1. ## A system of cross and dot products

This was found in a textbook on classical mechanics so I thought it best to post it here rather then in the calc forum.

$\displaystyle \bold{b}\cdot\bold{v}=\lambda$
$\displaystyle \bold{b}\times\bold{v}=\bold{c}$

$\displaystyle \bold{b}$,$\displaystyle \bold{c}$,and $\displaystyle \lambda$ are known. Express $\displaystyle \bold{v}$ in their terms.

I can't think of which rules would give me an answer. Any help would be appreciated.

2. Sorry!!! Fool me!

Btw: two wonderful quotes.

3. Are they maybe vectors? Then it'll be different to what Also sprach Zarathustra posted.

4. Actually, this does belong to the calculus forum.
Recall that $\displaystyle u\times (v\times w)=(u\cdot w)v-(u\cdot v)w$ so
$\displaystyle b\times (b\times v)=(b\cdot v)b-(b\cdot b)v=b\times c$
Now solve for $\displaystyle v$.

5. Thank you Thus Spake Zarathustra

And thank you Plato I was never aware of that formula. I'll be sure to prove it before I move on.

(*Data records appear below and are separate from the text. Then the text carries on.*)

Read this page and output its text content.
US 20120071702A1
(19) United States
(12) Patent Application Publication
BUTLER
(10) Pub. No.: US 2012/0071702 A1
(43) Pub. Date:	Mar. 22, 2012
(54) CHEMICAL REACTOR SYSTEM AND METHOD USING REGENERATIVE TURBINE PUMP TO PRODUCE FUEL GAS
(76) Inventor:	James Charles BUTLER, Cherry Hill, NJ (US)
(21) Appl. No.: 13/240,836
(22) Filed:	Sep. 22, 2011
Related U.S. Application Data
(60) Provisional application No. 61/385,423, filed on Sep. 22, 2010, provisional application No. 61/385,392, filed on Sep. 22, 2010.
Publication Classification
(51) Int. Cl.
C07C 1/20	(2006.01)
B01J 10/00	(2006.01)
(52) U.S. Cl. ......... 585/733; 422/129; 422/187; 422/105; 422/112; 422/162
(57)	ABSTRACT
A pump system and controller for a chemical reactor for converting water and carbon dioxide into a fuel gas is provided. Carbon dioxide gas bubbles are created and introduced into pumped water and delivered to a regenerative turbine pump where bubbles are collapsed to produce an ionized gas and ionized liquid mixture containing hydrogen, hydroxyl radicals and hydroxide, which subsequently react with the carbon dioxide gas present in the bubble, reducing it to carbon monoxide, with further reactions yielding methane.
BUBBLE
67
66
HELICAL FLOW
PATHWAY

So the identity you've given when combined with the equations gives

$\displaystyle \lambda \bold{b}-b^2\bold{v}=\bold{b}\times \bold{c}$
which rearranged gives

$\displaystyle \bold{v}=\dfrac{\lambda \bold{b}-\bold{b}\times \bold{c}}{b^2}$

Which matches the answer provided by the text.

6. One small detail. It should be $\displaystyle ||b||^2=b\cdot b$.

7. Oh yes of course. I had figured that notation was standard but I meant $\displaystyle ||\bold{b}||=b$. I'll make it more clear in the future. Thank you.